Dance dance revolution

Photo by Mary Knox Merrill.

Some parents tell bedtime stories to their children. As a young mother, Ketty Rosenfeld danced with her kids before tucking them in for the night.

“We shut off the lights, turned on a flashlight and danced to Frank Sinatra, Nat King Cole and The Rolling Stones,” Rosenfeld recalled. She impressed her children with her skills: “Mommy’s the best,” they would exclaim in unison.

The director of Northeastern’s international cooperative education program grew up in Indonesia, where she learned how to dance bhangra, salsa and merengue.

As Rosenfeld put it, “I cannot live without dancing.” Music, she added, “is the heartbeat of entertainment.”

For the last two years, Rosenfeld has taught a Latin dance-inspired fitness program called Zumba, whose choreography incorporates hip-hop, salsa and merengue dance moves.

She currently teaches the program at the Jewish Community Center in Newton, Mass., and at the Beacon Hill Athletic Club in Brighton, Mass. Last year, Rosenfeld taught Northeastern students in the Marino Center.

Zumba fanatics flock to Rosenfeld’s workouts. Her energy, grace and unbridled enthusiasm for exercising and burning calories are infectious.

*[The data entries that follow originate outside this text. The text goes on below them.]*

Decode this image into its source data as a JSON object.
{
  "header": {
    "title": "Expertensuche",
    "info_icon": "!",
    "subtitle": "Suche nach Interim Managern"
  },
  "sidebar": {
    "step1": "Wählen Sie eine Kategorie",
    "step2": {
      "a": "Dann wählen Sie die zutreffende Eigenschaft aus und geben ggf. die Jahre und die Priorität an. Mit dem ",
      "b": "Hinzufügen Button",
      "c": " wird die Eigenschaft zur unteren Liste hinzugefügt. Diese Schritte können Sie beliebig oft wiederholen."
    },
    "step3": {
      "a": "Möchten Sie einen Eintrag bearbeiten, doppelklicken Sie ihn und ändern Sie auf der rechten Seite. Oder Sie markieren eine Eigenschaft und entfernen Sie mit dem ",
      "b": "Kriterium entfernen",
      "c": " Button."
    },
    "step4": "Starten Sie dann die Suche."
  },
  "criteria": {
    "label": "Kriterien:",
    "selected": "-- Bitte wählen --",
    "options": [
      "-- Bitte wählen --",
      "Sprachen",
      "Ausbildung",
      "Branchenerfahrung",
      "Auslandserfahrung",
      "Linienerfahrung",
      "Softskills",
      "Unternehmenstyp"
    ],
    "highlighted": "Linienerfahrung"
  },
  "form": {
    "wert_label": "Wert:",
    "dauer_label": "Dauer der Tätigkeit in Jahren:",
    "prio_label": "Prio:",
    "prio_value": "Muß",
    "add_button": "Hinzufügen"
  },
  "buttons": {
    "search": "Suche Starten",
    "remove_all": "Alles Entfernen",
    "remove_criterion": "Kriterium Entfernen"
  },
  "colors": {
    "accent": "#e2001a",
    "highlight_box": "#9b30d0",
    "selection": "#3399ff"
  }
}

One woman credited Rosenfeld’s Zumba workout for alleviating her depression. A married couple rekindled their companionship by busting a move. “They were always looking to do something together, and this was it,” Rosenfeld said.

“I love all of my students,” she added.

In the throes of a dance routine, Rosenfeld is prone to making high-pitched whirring noises and scurrying from one end of the studio to the other. “I have an incredible amount of energy,” said Rosenfeld, a Boston Marathon runner who rides her bike to work every day. “I need to exercise.”

She finds parallels between teaching Zumba and helping Northeastern students succeed on international co-op. “You have to find a way to get people out of their comfort zones,” she explained. “You have to have fun and find the positive side to everything.”